Religion and Homosexuality in the U.S.
This student project was a byproduct of research I began doing in 2006-07 on Chicago. Using the collections at the Gerber/Hart Library, I started to read through all of the Chicago GLBT newspapers and newsletters from the 1960s [mostly organizational newsletters] and the 1970s [lots of community/movement newspapers]. Much of what I encountered had a familiar ring to it. It was similar to what I had experienced as an activist in New York City in the 1970s and what I had encountered doing research on the homophile movement of the 1960s. But some of the content caught my attention as more than variations on common themes.
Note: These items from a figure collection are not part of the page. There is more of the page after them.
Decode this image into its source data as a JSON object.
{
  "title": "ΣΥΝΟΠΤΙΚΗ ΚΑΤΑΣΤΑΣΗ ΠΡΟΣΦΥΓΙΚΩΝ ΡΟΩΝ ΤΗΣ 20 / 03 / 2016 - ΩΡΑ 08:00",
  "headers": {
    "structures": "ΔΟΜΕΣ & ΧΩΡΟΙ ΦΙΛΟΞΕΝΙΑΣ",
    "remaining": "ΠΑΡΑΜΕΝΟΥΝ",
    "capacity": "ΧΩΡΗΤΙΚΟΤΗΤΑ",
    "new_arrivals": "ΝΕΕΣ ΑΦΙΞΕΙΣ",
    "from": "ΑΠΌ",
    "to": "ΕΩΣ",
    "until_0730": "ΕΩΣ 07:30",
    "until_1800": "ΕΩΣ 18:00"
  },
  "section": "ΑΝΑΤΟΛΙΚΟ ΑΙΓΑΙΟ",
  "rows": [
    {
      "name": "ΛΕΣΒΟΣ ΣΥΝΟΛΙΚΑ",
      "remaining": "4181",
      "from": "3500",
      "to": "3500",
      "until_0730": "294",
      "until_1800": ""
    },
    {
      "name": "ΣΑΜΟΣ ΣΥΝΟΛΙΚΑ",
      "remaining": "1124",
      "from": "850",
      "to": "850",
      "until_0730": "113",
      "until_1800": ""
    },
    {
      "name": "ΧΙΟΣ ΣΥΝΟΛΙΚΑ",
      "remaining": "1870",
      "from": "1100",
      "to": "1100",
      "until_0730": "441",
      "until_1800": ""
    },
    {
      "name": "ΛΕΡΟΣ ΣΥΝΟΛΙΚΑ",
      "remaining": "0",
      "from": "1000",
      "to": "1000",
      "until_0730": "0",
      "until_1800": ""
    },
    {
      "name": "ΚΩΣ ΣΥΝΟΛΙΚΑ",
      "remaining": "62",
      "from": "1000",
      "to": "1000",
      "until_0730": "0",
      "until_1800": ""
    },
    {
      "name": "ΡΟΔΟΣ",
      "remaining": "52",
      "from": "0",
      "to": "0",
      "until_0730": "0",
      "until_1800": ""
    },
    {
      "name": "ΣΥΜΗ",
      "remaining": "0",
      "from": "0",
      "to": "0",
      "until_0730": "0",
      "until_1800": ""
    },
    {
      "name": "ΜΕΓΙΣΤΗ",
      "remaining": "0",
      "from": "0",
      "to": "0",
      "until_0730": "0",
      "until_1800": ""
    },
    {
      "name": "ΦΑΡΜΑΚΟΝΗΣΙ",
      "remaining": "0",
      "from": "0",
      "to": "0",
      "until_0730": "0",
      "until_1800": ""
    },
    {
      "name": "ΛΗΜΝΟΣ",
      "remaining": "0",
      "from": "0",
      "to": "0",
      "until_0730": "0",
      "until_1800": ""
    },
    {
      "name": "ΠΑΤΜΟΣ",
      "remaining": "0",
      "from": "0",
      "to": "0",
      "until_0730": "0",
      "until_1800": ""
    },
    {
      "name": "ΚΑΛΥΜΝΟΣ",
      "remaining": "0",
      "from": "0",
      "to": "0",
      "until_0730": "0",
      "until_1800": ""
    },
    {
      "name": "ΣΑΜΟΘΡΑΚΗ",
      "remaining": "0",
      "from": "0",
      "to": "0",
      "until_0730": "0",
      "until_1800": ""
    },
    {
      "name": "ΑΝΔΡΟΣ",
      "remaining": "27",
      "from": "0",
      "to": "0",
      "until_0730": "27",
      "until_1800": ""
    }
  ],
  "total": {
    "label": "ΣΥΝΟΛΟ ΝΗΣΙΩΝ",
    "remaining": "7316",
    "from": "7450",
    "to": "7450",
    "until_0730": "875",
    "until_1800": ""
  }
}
One thing in particular that grabbed me was how much attention was paid to religion. Some of this involved gay and lesbian community groups that were religiously-oriented – an early MCC congregation in the city, for instance, and chapters of groups like Dignity and Integrity that identified with a particular denomination. Some of it involved debates and developments within communities of faith about sexuality, sexual orientation, the place of gay men, lesbians, and bisexuals in the denominations, and the like. This didn’t square with my own experience of the era, in which religion figured barely at all. Was my surprise simply a reflection of my own biography, as someone who had early on discarded my religious affiliation on the route to self-acceptance? Had I simply not paid any attention to what was going on all around me in the sphere of the religious because it no longer was of personal concern to me? Apparently so!
In any case, partly to satisfy personal curiosity and partly to see how much more of a story there was than what appeared in Chicago’s queer community press, I set to work a couple of undergraduate students who had an interest in the intersection of sexuality and religion.
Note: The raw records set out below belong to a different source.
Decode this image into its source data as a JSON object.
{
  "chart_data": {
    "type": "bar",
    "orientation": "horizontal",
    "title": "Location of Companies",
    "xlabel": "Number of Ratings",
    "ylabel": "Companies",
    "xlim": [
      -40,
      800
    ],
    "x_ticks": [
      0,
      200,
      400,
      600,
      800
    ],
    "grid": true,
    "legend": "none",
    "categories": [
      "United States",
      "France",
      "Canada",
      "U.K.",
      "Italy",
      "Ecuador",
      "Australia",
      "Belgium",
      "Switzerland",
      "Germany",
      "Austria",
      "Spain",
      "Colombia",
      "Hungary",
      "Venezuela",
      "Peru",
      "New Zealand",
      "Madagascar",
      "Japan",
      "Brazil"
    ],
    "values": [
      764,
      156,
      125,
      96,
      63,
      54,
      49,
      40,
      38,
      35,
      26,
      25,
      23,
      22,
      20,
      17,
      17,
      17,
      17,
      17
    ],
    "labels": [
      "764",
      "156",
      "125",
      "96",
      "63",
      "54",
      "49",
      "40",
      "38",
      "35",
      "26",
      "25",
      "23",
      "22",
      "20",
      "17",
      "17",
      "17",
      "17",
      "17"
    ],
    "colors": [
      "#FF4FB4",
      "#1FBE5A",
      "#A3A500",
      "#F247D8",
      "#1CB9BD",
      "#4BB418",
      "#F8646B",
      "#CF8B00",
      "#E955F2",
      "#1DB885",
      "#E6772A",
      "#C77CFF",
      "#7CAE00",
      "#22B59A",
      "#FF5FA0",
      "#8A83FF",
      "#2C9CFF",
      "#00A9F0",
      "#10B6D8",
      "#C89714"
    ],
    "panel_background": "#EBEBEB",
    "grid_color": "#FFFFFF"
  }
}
Gabrielle Anderson began doing the digging, doing searches of newspapers that were accessible on-line and available through our university library as well as web searches for information. She collected a huge amount of material, about a wide range of communities of faith.
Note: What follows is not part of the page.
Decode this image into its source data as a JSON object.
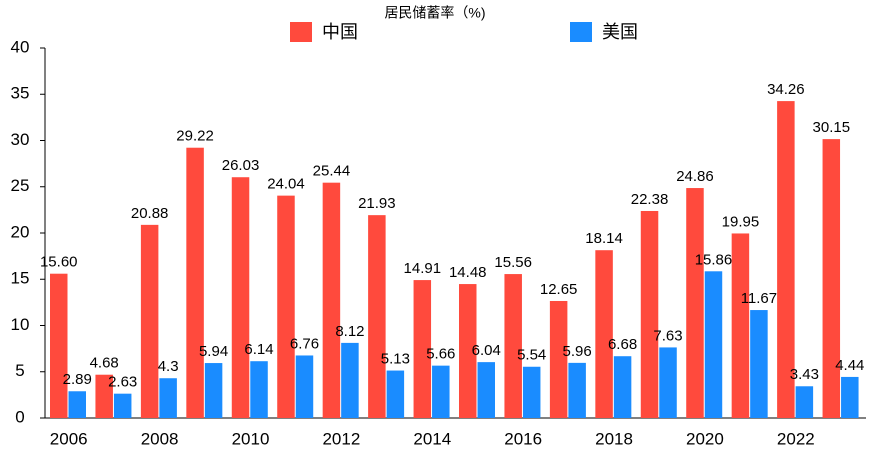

Stephen Seely took it a next big step, doing both more research and starting to organize it into timelines by religious groups. Timelines of events by denominations seemed a good way to begin organizing the material, a route to getting a more-or-less “factual” sense of the terrain. These first five timelines were produced by him.
I hope these prove to be a starting point and a useful tool for more research and investigation on this topic. I have another student who will be continuing it this year by developing timelines for other religious groups and by searching for visual material to make it more interesting.